Monarchs were feared to be on the verge of extinction in 2020. Populations had decreased by over 90% in the past two decades, due to habitat loss, agricultural practices, and human encroachment. Sites that previously had been the winter home for millions of butterflies were visited by a few hundred. But hope, and apparently Monarch Butterflies spring eternal. In 2021, about 7,000 arrived at Pismo Beach in Central California. That’s a 3,500% increase from the previous year.

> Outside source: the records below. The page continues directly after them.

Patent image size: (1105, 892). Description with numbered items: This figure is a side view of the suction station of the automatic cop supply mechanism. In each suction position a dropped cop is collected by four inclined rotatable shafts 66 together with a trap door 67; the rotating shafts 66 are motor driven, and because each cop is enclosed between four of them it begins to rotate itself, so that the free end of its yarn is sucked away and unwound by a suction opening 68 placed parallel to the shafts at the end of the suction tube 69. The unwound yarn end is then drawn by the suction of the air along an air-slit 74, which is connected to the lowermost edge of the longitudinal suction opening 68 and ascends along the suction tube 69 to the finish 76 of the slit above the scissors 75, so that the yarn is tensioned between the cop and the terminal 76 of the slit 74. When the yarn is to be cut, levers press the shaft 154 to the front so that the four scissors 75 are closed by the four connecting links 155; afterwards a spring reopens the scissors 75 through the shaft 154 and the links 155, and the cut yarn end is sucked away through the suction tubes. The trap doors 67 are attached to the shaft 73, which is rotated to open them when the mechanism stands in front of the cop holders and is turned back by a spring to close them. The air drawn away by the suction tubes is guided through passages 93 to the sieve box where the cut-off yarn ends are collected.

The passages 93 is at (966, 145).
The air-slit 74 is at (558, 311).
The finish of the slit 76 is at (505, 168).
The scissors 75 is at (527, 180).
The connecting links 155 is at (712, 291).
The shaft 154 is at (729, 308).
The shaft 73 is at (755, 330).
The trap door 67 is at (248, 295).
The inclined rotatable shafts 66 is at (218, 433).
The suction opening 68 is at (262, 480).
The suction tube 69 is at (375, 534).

Hopefully the upward trend, and human support for that resurgence, will continue. 

Marilyn Moore

In the past two years, I have written twenty-four thousand, eight hundred seventy-five (24,875) words, in 23 blogs, about life in mayhem.  I wrote to figure out what I was thinking, often surprised by my own thoughts as they took shape on paper.  And I grounded my footsteps and my soul in the prairie….

I ranted….

From “More Work to Do,” June 19, 2021: “A critical issue in our state, as in every state, is the disparity between opportunities and outcomes based on race and ethnicity.  Whether we look at high school graduation, college enrollment, lifetime income, family wealth, home ownership, or any of the health measures we might examine, there is a gap between those who are white and those who are persons of color…and the outcome is always better for persons who are white.  Let’s be a leading state to acknowledge the disparity and make plans and allocate resources to reduce that gap, to assure life’s best opportunities for all Nebraskans.  (An understanding of historic practices and policies that have resulted in these disparities might be helpful….)”  More work to do, and the conversation is getting harder…. 

I hoped….

From “The Great Upheaval,” May 23, 2020, where I likened the impact of Covid to a powerful earthquake, with all the tectonic plates (our social institutions) shifting and reminding us of our utter connectedness:  “I hope that when we are able to gather again, at places of work, places of worship, places of learning, family picnics, graduations and weddings and funerals, concerts and ball fields, that we do so with profound joy and gratitude at the simple gift of being in community....because it is in the connections that we find meaning, substance, energy, and life itself.”  Still hoping for this…. 

I was awestruck….

From “Of Matters Celestial,” December 20, 2020:  “The fact that we know it (the science of the winter solstice) is the most awesome of all, that human minds have begun to understand the Mystery of Mysteries in the universe and beyond…and the questions that are raised from what we know causes us to raise our eyes to all that we do not know…and that is truly awesome.”  The earth, the sky, the water, the cells deep within us and the universes and galaxies beyond our own…the most awesome of all.

Some blogs close easily with “the end.” This is not one of them.  This is clearly “to be continued….”  Because that’s what's happening right now with mayhem – it’s not going away.